Margo Leavin Gallery

Delia Brown’s recent show, her first at Margo Leavin, comprised thirty-six drawings, watercolors, and oil and acrylic paintings (all 2001) depicting the intertwined lives of a young woman and her mother. The models for these roles are Brown herself and the gallerist Leavin, respectively. The set is Leavin’s home. Together the two women inspect the bounty of their garden, hang out poolside, and have predictable mother-daughter spats. They chat as they go about their daily grooming. A thermometer-wielding Leavin dotes on a sniffly Brown, curled up in bed with the remote control.

If you’re not in the know, Brown’s works simply look like upper-class mother-daughter vignettes. If you are in the know, you can still choose to think of them that way, or you can see them as scenes of artist and dealer posing as mother and daughter, illustrations of a fantasy in which artist and dealer are mother and daughter, or reflections on the similarities between and psychological conflation of artist-dealer and child-parent relationships.

Unfortunately, the scenes are generally clichéd, and they’re delivered with neither sufficient nuance to redeem the cliché nor enough drama to earn the salvation of camp, so the straightforward mother-daughter read is unrewarding. If they are about posing or fantasy, they seem tied up in either uninteresting ego trips or head trips to which I don’t care to be privy. And if they are meant to illustrate the connection between business relationships and family dynamics, the analogy falls flat, failing to coax a thoughtful consideration of its implications. The work seems to be about mutual admiration and gratification more than anything else. Leavin and her house get to be the subject of an entire body of work by a hot young artist whom Leavin helps make hot, and the artist gets even hotter. After all, who wouldn’t be tempted to buy into this curiosity? I don’t share the indignation some have voiced over this arrangement. I see it as a simple variation on old lines of patronage, promotion, and commerce. There’s nothing wrong with it, and in fact it’s pragmatic and useful, and for someone intrigued by how these things work, it’s curious to see in action, but it doesn't make for interesting paintings or drawings.

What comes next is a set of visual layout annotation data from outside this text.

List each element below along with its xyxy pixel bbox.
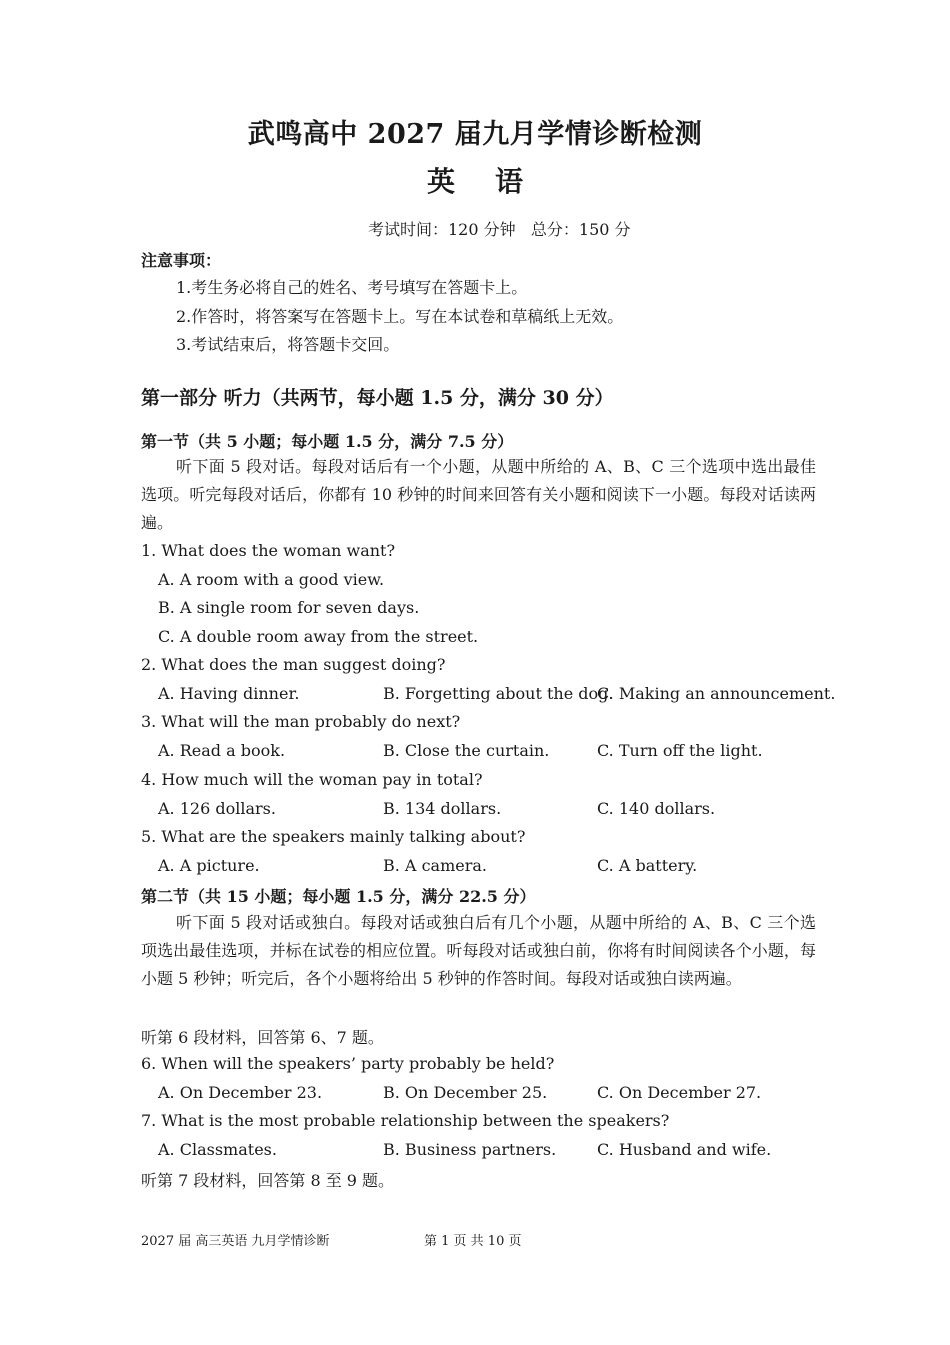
option-b: B. A camera.: [383, 856, 487, 875]
option-a: A. A room with a good view.: [158, 570, 385, 589]
option-c: C. On December 27.: [597, 1083, 762, 1102]
section2-heading: 第二节（共 15 小题；每小题 1.5 分，满分 22.5 分）: [141, 887, 536, 906]
option-a: A. A picture.: [158, 856, 260, 875]
option-c: C. Turn off the light.: [597, 741, 763, 760]
footer-left: 2027 届 高三英语 九月学情诊断: [141, 1234, 330, 1249]
question-5: 5. What are the speakers mainly talking about?: [141, 827, 526, 846]
option-c: C. Husband and wife.: [597, 1140, 772, 1159]
note-item: 1.考生务必将自己的姓名、考号填写在答题卡上。: [176, 278, 528, 297]
part1-heading: 第一部分 听力（共两节，每小题 1.5 分，满分 30 分）: [141, 387, 614, 409]
option-a: A. Read a book.: [158, 741, 286, 760]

What these works really have going for them is Leavin, whether you know who she is or not. (And if you do know her, it’s not because of Brown, who seems able but also seems to be looking to get by on giving 90 percent in a field that demands 110. Her figures seem wooden, and her painterly approximations too often seem the result of a lapse in observation or a failure to resolve a visual problem. Only in the watercolors does she harness the medium’s potential to convey subtleties of mood and expression.) Leavin is a figure of such presence that even a meek representation of her is worth a look. Her cool house, notable art collection, and the Eileen Gray table that holds her ashtray add interest, even if it does seem like namedropping in the form of painting, and the images of Leavin working in her study or posing with her dogs are hard to pass up. Brown’s best move here might have been her choice of Leavin as a model, but that’s kind of like being the director of a movie that at least has one good actor. It’s too bad Brown didn't marry her casting sense with a better plotline and finer crafting.